What bothers Kovacs is that the problem of patients becoming drug resistant was predictable. “It’s a time game… and we are not responding as appropriately as we could; we did not envision this problem appropriately and respond.”
Dr Gary Rubin, another doctor with a large HIV practice, says he spends more and more time trying to come up with drug combinations that will work for patients “so the major problem is resistance. For most patients, developing a new combination is a guess. They’ve been on these drugs, but not on these. Were they on them together? In what sequence? Why did they stop them – because of side effects or because they were ineffective?”
Charles, who is five feet 11 inches, now weighs 140lbs. He saw his CD-4 cell count fall below 50 in February. His HIV specialist told him not to put off doing anything.
“He told me not to wait until tomorrow because I likely wouldn’t be there,” Charles says. That doctor’s blunt advice helped push Charles into a clinical depression that ended less than a month ago.

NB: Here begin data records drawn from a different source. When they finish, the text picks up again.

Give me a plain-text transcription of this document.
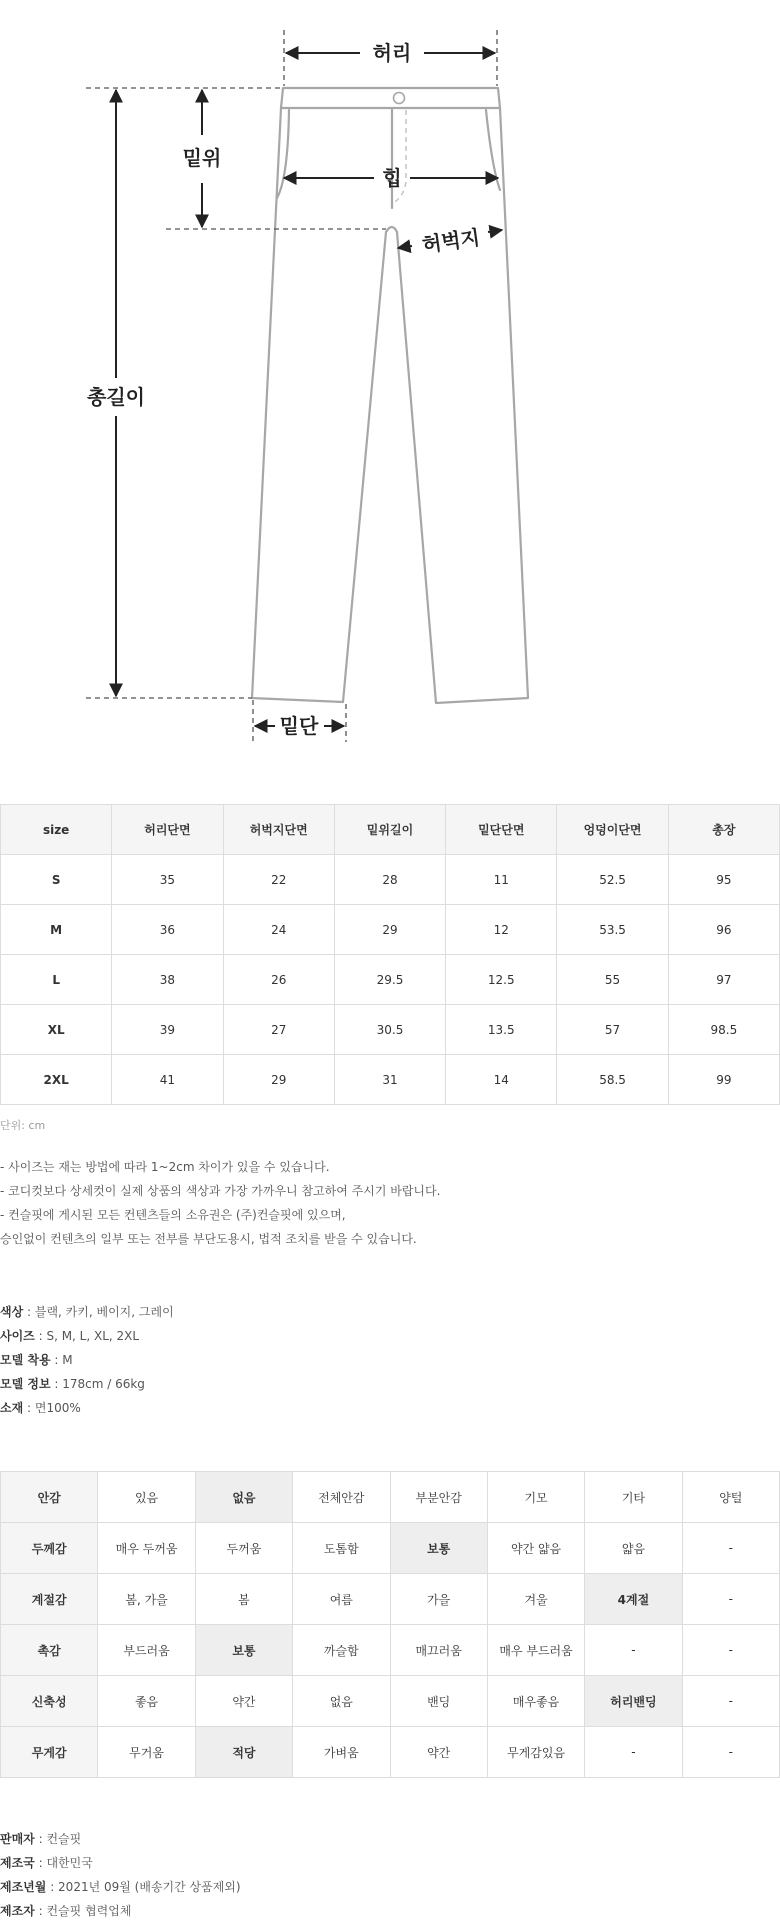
허리
밑위
힙
허벅지
총길이
밑단
size	허리단면	허벅지단면	밑위길이	밑단단면	엉덩이단면	총장
S	35	22	28	11	52.5	95
M	36	24	29	12	53.5	96
L	38	26	29.5	12.5	55	97
XL	39	27	30.5	13.5	57	98.5
2XL	41	29	31	14	58.5	99
단위: cm

- 사이즈는 재는 방법에 따라 1~2cm 차이가 있을 수 있습니다.

- 코디컷보다 상세컷이 실제 상품의 색상과 가장 가까우니 참고하여 주시기 바랍니다.

- 컨슬핏에 게시된 모든 컨텐츠들의 소유권은 (주)컨슬핏에 있으며,

승인없이 컨텐츠의 일부 또는 전부를 부단도용시, 법적 조치를 받을 수 있습니다.

색상 : 블랙, 카키, 베이지, 그레이

사이즈 : S, M, L, XL, 2XL

모델 착용 : M

모델 정보 : 178cm / 66kg

소재 : 면100%

안감	있음	없음	전체안감	부분안감	기모	기타	양털
두께감	매우 두꺼움	두꺼움	도톰함	보통	약간 얇음	얇음	-
계절감	봄, 가을	봄	여름	가을	겨울	4계절	-
촉감	부드러움	보통	까슬함	매끄러움	매우 부드러움	-	-
신축성	좋음	약간	없음	밴딩	매우좋음	허리밴딩	-
무게감	무거움	적당	가벼움	약간	무게감있음	-	-

판매자 : 컨슬핏

제조국 : 대한민국

제조년월 : 2021년 09월 (배송기간 상품제외)

제조자 : 컨슬핏 협력업체
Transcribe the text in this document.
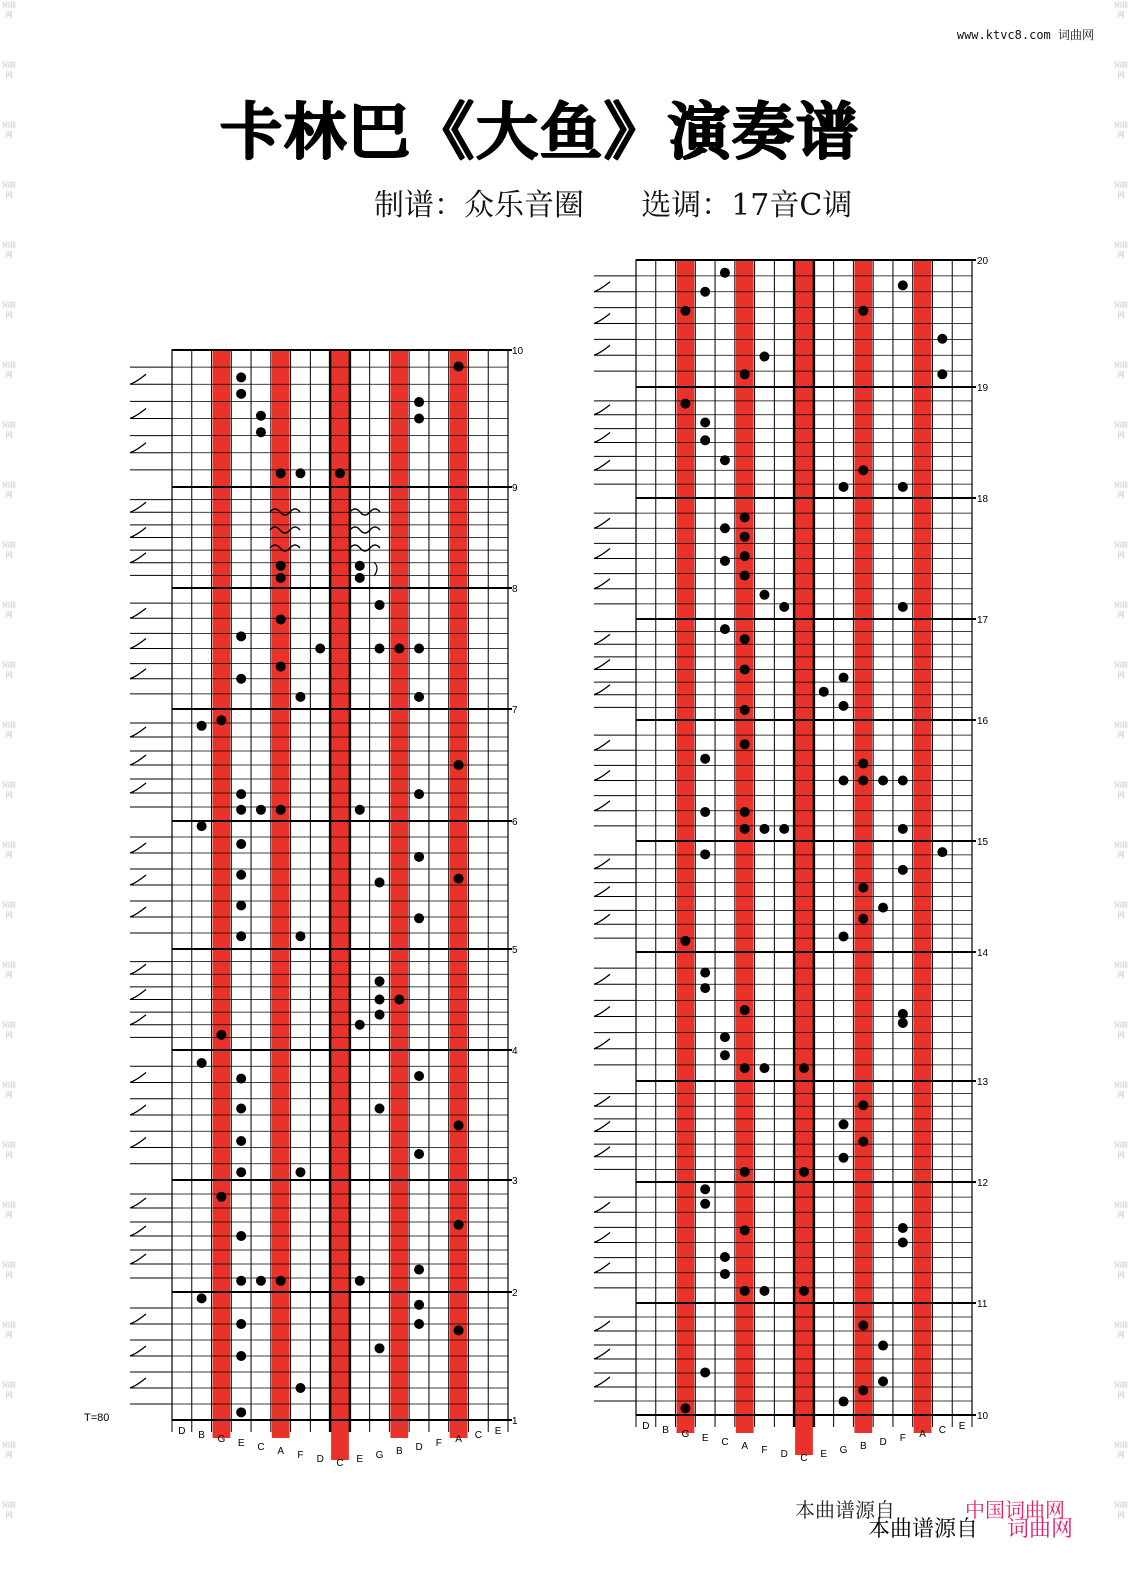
词曲网
词曲网
词曲网
词曲网
词曲网
词曲网
词曲网
词曲网
词曲网
词曲网
词曲网
词曲网
词曲网
词曲网
词曲网
词曲网
词曲网
词曲网
词曲网
词曲网
词曲网
词曲网
词曲网
词曲网
词曲网
词曲网
词曲网
词曲网
词曲网
词曲网
词曲网
词曲网
词曲网
词曲网
词曲网
词曲网
词曲网
词曲网
词曲网
词曲网
词曲网
词曲网
词曲网
词曲网
词曲网
词曲网
词曲网
词曲网
词曲网
词曲网
词曲网
词曲网
www.ktvc8.com 词曲网
卡林巴《大鱼》演奏谱
制谱：众乐音圈 选调：17音C调
1
2
3
4
5
6
7
8
9
10
D B G E C A F D C E G B D F A C E
10
11
12
13
14
15
16
17
18
19
20
D B G E C A F D C E G B D F A C E
T=80
本曲谱源自	中国词曲网
本曲谱源自 词曲网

Why is he still taking his drugs? “It has some benefit; I’d be in worse shape if I didn’t take them. Besides, I’d like to stay here for another year or two, so I am willing to take them despite the horrible side effects.”
But what Charles is not willing to do is try just one new experimental drug. For salvage therapy, doctors now have the option of testing out new combinations of existing drugs on their patients – sometimes up to nine different antiretrovirals at a time. If that doesn’t work, they can also try adding to the mix some experimental drugs, ones that are still in clinical trials and haven’t received approval from the federal government.
Currently, these drugs are available only to those enrolled in clinical trials. But sometimes when a drug is in the final phase of trials, pharmaceutical companies also agree to make it available through “compassionate access” for PWAs with no other options.
The best way to try out unapproved drugs on PWAs with drug resistance is in combinations of three or four new therapies, Dr Kovacs says. “If you only add one new drug, the virus will jump over the wall” and the patient will become resistant to that drug, he explains.
But getting access to three different unapproved drugs to conduct a salvage trial for PWAs with resistance is easier said than done. It means pharmaceutical companies have to cooperate with each other and release drugs at the same time for this purpose.
Kovacs has been working with the US-based Coalition For Salvage Therapy to facilitate trials of three or four new drug combinations on drug resistant PWAs.
He says the coalition succeeded in convincing the US Food And Drug Administration and the Canadian Health Protection Branch to give limited approval for this kind of early salvage trial. The coalition also got four drug companies together to the table, but one key company recently walked away, Kovacs said.
“It seems people just don’t like playing with one another… but this is what has to happen. Unless we all take responsibility, we’ll lose too many people.”
Meanwhile, Charles is popping pills and trying to prevent wasting. He is frustrated with the HIV community in general, including other PWAs.
“A lot of them on protease inhibitors are doing okay and are disinterested in going after drug companies to push for salvage trials. They feel okay now; they’re not looking down the road to when they start to fail.”
Charles says he feels like a caged animal.